The goal of my unit is to teach my students interpretation skills that will allow them to talk confidently about images using clear analytic language. It is my hope that this unit will enhance students' skills in the art of interpretation through close reading and analysis of the text, whether that text be a play, poem, sculpture, letter, painting, photograph or any other media. I want them to be able to support their opinions with appropriate evidence from the text and utilize academic language to express themselves both verbally and in writing.

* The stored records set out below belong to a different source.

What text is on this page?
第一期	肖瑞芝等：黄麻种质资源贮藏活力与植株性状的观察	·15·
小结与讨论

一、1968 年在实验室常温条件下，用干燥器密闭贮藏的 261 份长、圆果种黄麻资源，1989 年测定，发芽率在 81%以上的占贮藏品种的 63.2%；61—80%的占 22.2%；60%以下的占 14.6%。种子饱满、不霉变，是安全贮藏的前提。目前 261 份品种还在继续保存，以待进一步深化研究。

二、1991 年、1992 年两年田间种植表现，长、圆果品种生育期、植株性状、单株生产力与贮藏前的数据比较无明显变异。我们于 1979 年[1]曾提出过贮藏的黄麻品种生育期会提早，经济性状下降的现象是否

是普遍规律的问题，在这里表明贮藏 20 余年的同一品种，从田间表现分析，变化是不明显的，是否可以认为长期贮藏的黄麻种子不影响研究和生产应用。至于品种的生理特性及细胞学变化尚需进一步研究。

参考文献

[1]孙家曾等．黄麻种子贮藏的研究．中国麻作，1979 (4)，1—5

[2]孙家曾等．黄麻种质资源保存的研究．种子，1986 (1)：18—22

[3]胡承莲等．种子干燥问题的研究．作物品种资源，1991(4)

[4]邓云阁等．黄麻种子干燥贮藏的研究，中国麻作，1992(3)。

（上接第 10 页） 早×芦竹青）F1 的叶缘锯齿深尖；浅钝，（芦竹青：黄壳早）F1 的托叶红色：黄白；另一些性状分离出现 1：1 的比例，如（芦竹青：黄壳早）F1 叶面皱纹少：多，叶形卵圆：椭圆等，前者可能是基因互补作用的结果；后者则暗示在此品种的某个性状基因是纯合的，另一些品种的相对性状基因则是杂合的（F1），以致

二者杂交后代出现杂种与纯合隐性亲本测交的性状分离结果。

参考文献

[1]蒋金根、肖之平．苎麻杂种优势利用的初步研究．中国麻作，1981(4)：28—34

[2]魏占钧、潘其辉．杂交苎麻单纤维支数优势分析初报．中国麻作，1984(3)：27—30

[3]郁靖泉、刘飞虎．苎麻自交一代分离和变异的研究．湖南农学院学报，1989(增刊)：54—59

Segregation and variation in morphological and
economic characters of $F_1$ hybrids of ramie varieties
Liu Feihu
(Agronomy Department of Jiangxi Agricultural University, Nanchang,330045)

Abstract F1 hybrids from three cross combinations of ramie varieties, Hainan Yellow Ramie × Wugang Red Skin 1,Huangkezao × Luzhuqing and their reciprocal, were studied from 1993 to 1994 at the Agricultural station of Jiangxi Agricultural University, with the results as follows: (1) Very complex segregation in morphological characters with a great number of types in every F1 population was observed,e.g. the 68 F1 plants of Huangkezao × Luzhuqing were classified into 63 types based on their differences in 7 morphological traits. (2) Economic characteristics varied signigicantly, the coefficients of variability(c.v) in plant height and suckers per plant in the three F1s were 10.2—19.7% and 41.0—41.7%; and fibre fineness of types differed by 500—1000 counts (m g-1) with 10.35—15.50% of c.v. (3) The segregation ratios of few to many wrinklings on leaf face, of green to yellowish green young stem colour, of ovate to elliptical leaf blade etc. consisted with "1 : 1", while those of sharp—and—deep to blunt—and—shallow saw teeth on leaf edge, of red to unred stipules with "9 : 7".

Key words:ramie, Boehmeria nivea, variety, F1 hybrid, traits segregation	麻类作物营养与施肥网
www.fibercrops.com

The project will be interspersed throughout a semester as we continually return to a theme and challenge students to express their own thoughts and feelings about the ideas and images presented. Civil disobedience, a deliberate act of political protest, has been a part of the American tradition since the founding of our nation, and it seems to play a large role in modernity. As the tradition of civil disobedience spans such an enormous number of cultures and time periods across the globe, there is no way to comprehensively cover the topic. Instead, this 18-week curriculum unit is intended to intersperse throughout other units in the first semester of my 10 th grade English 2 course, providing case studies of specific moments beginning in 1776. These case studies are varied examples of instances when individuals deliberately defied the law as a means of expressing their belief in higher principles, or as a means of protecting the very society that created those laws. Progressing along the course of a semester, students will explore the theme of civil disobedience with a focus on moments such as the American Revolution, slavery, suffrage, World War II, segregation, Civil Rights, integration and the Occupy Wall Street Protests. Readings on each topic will pair with at least one piece of artwork (sculpture, photograph or painting) and an activity designed to create a deep understanding of the art and the narrative it depicts in hopes that they will elicit high levels of engagement among my students.